Kontributor: Ardaning Nuriliani, Hendry Saragih, Nur Indah Septriani
Pembuatan sabun alami TOGA dari sereh oleh tim Pengabdian kepada Masyarakat – Merdeka Belajar Kampus Merdeka (PkM-MBKM) Fakultas Biologi UGM 2025 yang diketuai oleh Prof. Rina Sri Kasiamdari, S.Si., Ph.D. pada tahap kedua program PkM-MBKM di Kepuh Kulon RT 001, Wirokerten, Banguntapan, Bantul melalui pembuatan sabun dengan berbahan TOGA (Tanaman Obat Keluarga). Kegiatan ini merupakan kelanjutan dari program PkM-MBKM yang telah dilaksanakan sebelumnya pada bulan Februari hingga Juni 2025. Tim ini melibatkan lima orang mahasiswa, yaitu Swastikhansa Parahita Sulistyaningrum, Afrina Syah Putri, Isna Kuminingrum, Asitya Fitri Miadi, dan Amyra Asa Nurhanifa dengan tujuan meningkatkan wawasan masyarakat mengenai pemanfaatan tanaman TOGA melalui inovasi sabun berbahan dasar TOGA, khususnya sereh yang mudah didapat, sebagai upaya mendukung kesehatan kulit dan dapat digunakan oleh berbagai kalangan, termasuk anak-anak. Kegiatan dilaksanakan pada Minggu, 2 November 2025 pukul 09.00–12.00 WIB di kediaman Ketua RT, Bapak Zamzuri dihadiri dan dilaksanakan secara antusias oleh 20 ibu-ibu warga RT 001 Kepuh Kulon. Kepala Dukuh Kepuh Kulon, Bapak Sunartono selaku membuka kegiatan dengan menekankan pentingnya pemanfaatan TOGA bagi kesehatan keluarga serta mendorong kemandirian warga dalam melanjutkan program pembuatan sabun alami dari TOGA yang mudah didapat. Prof. Rina juga turut menyoroti manfaat inovasi sabun berbahan sereh dan olive oil yang aman digunakan untuk anak-anak serta menyehatkan kulit, sambil menekankan pentingnya solidaritas warga dalam meningkatkan kreativitas dan ekonomi masyarakat.

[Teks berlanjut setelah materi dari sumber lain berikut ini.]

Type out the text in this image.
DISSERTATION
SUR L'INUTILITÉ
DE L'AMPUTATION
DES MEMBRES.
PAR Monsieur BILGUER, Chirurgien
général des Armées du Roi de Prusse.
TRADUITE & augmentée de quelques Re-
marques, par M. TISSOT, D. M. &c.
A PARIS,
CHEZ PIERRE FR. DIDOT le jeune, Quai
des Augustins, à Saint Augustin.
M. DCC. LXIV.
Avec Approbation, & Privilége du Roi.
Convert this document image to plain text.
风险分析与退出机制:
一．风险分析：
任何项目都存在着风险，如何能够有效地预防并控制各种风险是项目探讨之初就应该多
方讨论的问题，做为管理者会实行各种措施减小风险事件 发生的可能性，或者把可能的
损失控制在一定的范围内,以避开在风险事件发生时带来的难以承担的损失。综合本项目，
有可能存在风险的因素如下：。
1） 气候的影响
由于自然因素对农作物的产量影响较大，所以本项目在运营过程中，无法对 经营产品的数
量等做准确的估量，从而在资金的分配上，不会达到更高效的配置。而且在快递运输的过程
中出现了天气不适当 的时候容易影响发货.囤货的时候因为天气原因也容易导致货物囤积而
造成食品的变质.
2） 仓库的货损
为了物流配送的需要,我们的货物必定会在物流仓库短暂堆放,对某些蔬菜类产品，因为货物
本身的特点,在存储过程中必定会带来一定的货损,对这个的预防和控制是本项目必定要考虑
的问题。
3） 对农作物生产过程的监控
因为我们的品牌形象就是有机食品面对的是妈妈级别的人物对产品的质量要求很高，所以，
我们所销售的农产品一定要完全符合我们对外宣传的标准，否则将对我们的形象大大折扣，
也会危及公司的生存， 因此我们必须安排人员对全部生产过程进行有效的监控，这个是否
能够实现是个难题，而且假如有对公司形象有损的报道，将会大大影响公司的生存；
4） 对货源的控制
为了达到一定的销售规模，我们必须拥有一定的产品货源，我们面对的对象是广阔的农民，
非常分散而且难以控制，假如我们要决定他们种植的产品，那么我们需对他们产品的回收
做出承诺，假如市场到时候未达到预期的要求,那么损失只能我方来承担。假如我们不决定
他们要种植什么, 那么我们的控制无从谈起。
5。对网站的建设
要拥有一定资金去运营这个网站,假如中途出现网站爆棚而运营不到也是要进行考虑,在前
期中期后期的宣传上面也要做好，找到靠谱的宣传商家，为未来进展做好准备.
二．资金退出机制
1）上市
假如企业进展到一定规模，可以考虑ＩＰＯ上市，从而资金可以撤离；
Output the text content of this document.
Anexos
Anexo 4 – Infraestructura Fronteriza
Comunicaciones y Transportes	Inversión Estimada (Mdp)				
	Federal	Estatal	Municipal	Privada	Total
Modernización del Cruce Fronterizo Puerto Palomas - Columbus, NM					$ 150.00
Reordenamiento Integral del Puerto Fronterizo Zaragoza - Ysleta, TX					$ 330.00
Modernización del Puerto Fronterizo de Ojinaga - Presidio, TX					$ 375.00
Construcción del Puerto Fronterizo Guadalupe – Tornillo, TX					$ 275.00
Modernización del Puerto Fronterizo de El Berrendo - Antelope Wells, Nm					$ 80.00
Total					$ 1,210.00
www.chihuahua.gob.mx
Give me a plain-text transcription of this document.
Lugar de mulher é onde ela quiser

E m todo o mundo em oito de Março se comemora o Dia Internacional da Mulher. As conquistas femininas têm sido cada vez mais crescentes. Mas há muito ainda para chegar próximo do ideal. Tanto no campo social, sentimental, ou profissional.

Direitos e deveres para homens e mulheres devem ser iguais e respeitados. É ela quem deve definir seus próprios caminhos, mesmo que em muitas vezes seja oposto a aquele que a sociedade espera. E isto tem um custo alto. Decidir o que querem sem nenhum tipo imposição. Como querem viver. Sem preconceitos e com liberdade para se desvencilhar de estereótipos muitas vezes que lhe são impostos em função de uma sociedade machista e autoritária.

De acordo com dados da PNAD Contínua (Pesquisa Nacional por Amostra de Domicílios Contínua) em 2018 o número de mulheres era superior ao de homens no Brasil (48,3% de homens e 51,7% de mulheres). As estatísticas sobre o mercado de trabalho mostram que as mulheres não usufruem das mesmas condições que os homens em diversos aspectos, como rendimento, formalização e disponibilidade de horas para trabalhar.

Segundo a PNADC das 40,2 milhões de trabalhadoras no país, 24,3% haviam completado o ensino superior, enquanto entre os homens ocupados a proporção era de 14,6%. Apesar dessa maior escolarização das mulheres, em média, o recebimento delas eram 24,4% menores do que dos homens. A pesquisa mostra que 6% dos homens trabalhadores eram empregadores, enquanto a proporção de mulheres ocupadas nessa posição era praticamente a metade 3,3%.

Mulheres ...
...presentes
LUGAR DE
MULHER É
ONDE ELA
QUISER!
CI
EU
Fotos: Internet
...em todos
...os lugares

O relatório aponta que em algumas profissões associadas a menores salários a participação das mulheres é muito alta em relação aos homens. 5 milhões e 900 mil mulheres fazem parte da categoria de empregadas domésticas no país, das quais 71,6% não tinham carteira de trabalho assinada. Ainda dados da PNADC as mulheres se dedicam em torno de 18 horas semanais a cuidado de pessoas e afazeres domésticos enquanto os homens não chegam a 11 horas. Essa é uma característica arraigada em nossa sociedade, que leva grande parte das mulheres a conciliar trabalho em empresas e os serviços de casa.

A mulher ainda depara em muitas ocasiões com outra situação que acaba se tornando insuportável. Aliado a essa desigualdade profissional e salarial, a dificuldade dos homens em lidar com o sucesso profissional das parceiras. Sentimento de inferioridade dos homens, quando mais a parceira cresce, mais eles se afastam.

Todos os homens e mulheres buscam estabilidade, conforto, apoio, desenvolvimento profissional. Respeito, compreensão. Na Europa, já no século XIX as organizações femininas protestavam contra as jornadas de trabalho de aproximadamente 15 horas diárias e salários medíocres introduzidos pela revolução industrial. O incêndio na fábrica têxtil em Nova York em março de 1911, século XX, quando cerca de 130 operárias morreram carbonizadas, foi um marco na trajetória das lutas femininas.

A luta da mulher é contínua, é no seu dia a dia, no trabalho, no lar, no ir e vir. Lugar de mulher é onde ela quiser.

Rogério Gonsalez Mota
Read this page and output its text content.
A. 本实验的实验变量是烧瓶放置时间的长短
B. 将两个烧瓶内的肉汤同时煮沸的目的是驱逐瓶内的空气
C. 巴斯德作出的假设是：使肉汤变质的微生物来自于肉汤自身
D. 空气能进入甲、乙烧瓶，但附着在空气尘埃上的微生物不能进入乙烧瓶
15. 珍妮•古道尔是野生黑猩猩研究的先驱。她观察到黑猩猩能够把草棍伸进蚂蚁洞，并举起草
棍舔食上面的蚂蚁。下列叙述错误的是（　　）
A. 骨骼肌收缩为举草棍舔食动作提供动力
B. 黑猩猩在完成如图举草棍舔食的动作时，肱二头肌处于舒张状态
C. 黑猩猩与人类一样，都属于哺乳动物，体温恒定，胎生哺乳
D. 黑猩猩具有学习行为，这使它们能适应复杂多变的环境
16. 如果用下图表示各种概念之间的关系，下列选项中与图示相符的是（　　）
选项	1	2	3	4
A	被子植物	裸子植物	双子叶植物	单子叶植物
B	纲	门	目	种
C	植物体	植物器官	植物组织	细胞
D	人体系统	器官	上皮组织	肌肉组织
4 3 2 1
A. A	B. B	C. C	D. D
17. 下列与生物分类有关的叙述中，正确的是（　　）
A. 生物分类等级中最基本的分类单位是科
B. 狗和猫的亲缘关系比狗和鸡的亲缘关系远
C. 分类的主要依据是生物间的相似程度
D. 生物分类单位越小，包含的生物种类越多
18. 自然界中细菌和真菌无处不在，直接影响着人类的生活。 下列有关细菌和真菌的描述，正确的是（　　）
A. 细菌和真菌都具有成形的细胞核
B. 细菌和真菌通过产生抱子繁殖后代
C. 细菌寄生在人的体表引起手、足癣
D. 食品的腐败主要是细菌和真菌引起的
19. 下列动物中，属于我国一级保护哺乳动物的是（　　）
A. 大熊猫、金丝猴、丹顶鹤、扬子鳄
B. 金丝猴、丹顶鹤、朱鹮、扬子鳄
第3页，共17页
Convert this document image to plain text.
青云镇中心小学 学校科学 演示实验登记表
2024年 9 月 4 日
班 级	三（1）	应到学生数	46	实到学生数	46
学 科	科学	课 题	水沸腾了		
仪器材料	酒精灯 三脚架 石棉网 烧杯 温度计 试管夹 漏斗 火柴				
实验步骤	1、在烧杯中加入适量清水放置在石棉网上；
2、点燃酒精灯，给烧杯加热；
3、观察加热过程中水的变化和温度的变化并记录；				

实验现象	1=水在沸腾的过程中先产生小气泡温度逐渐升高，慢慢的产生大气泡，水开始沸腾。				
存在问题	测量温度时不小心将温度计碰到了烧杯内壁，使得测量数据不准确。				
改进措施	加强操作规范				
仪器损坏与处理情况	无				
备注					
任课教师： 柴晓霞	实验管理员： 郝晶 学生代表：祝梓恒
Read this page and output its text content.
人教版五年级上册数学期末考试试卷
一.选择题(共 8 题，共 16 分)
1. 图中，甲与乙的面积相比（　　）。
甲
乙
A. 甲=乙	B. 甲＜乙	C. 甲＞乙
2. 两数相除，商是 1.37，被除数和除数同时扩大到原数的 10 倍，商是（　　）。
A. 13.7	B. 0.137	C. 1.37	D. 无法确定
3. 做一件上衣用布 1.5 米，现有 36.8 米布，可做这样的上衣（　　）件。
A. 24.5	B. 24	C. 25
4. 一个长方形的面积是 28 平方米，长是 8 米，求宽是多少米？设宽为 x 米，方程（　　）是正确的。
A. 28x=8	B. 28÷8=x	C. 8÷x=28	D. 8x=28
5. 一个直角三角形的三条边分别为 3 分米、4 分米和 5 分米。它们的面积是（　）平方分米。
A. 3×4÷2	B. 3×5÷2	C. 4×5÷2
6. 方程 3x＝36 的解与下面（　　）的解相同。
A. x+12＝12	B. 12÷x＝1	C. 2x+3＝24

Kegiatan Pengabdian kepada Masyarakat yang dilakukan meliputi sosialisasi dan praktik pembuatan pembuatan sabun alami dari sereh, serta sosialisasi pemasaran digital. Sosialisasi pembuatan sabun sereh dilakukan dengan memberikan informasi tentang apa itu tanaman obat keluarga (TOGA), pemanfaatan TOGA, kandungan dan manfaat TOGA yang digunakan sebagai bahan sabun alami (sereh), alat, bahan serta cara kerjanya. Sosialisasi pemasaran digital dilakukan dengan memberikan informasi tentang tujuan pemasaran digital, pembuatan akun di salah satu platform berjualan online, cara berjualan secara online dan tips agar produk dikenal masyarakat luas. Setelah praktik selesai, dilanjutkan kuis bagi warga dan pemberian doorprize. Pada saat akhir kegiatan, warga yang ikut berpartisipasi diberikan kenang-kenangan sebagai bukti penghargaan atas partisipasinya.
Di akhir acara, tim PkM-MBKM memberikan satu set alat pembuatan sabun yang diharapkan dapat digunakan untuk mempraktikkan kembali dan kenang-kenangan sebagai bentuk penghargaan bagi warga. Program PkM-MBKM 2025 ini diharapkan dapat memberikan informasi tentang pengolahan TOGA menjadi produk yang bermanfaat untuk kesehatan dan dapat meningkatkan perekonomian masyarakat. Kegiatan ini mendukung SDG 3: Kehidupan Sehat dan Sejahtera, SDG 6 Air Bersih dan Sanitasi Layak, SDG 8 Pekerjaan Layak dan Pertumbuhan Ekonomi, dan SDG 12 Konsumsi dan Produksi yang Bertanggung Jawab.